Das Urteil des OLG Stuttgart ist auch anwendbar auf notarielle Nachlassverzeichnisse. Der Notar, der um die Erstellung eines Nachlassverzeichnisses ersucht wird, ist verpflichtet, den Nachlassbestand selbst und eigenständig zu ermitteln. Mit seinem Protokoll bestätigt er, für den Inhalt verantwortlich zu sein. Daher dürfte die Entscheidung des OLG Stuttgart mit der Erstellung von Nachlassverzeichnissen verpflichtete Notare in die Pflicht nehmen, sämtliche Konto- und Depotauszüge sowie sonstige Bankunterlagen des Erblassers persönlich zu überprüfen. 

Fraglich ist, ob ein über die 10 Jahresfrist hinausgehender Anspruch des Pflichtteilsberechtigten besteht. Dieses dürfte vor dem Hintergrund des § 2325 Abs. 3 S. 3 BGB der Fall sein, sofern konkrete Hinweise dafür vorliegenden, dass der Erblasser Zuwendungen an seinen Ehegatten getätigt hat, denn die Abschmelzungsregelung des § 2325 Abs. 3 BGB gilt ausdrücklich nicht für Zuwendungen eines Erblassers an den Ehegatten. Praktisch dürfte allerdings das Problem bestehen, dass die Banken in der Regel Unterlagen ihrer Kunden nicht länger als 10 Jahre aufbewahren, sodass es in der Praxis schwer sein dürfte, hier noch Ermittlungen anzustellen. 

Kein Argument ist nach der Entscheidung des OLG Stuttgart die Kostenfrage. Das OLG Stuttgart hat eindeutig entschieden, dass selbst Kosten in Höhe von rund 1.500,00 € für die Nacherstellung nicht mehr vorhandener Kontoauszüge über einen Jahreszeitraum vom 10 Jahren nicht unangemessen hoch ist. 

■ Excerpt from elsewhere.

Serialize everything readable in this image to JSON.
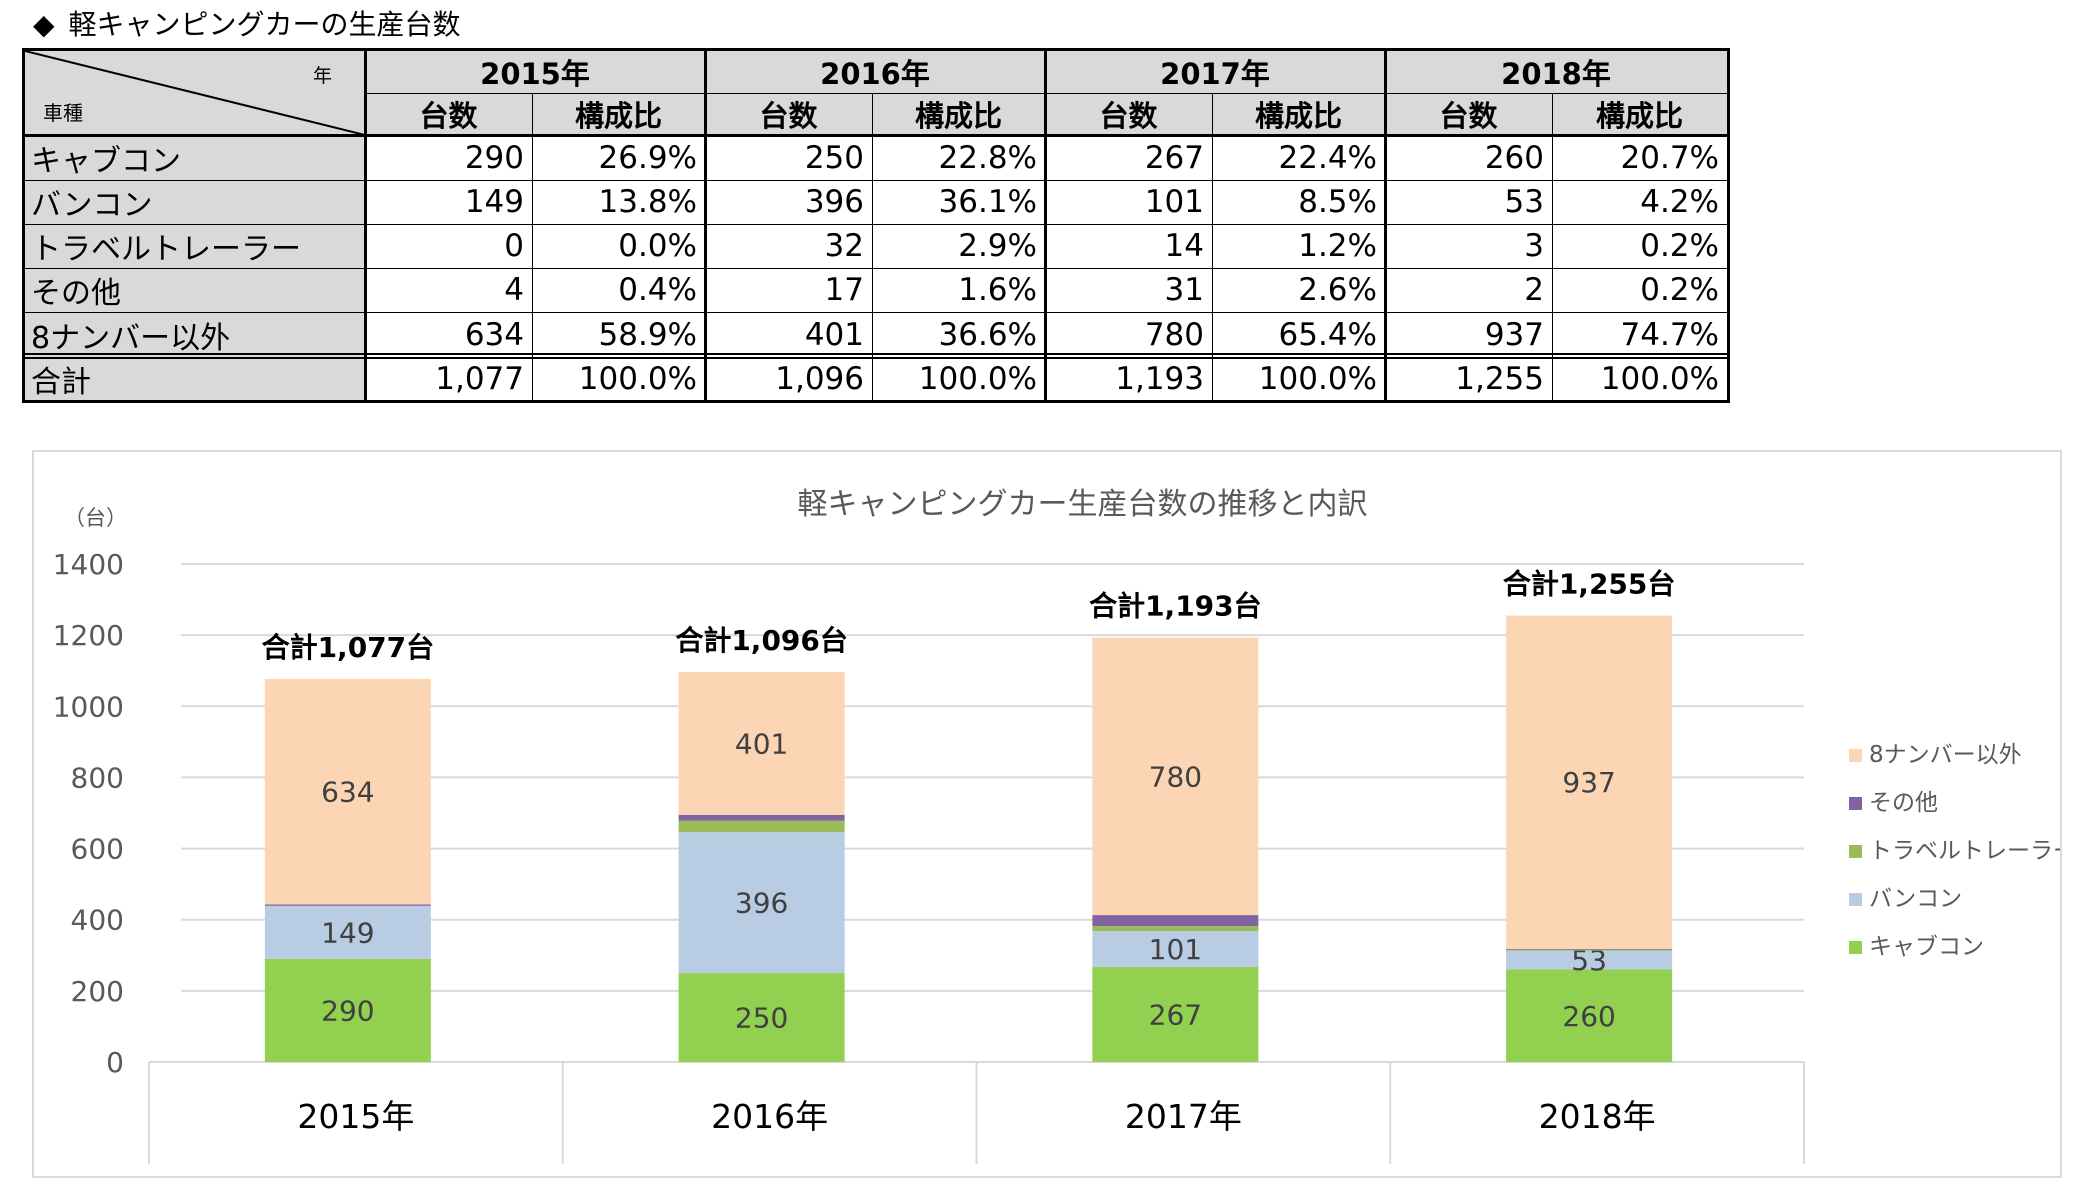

Vor dem Hintergrund dieser Rechtsprechung sollten bei einer auffälligen Diskrepanz des Erblasservermögens zum Zeitpunkt des Erbfalls im Verhältnis zu seinen früheren Lebensverhältnissen auf die Hinzuziehung bei der Erstellung des Nachlassverzeichnisses bestanden werden und auch bei der ebenfalls zu verlangenden Überprüfung der Kontoauszüge der letzten 10 Jahre sollte man als Pflichtteilsberechtigter anwesend sein.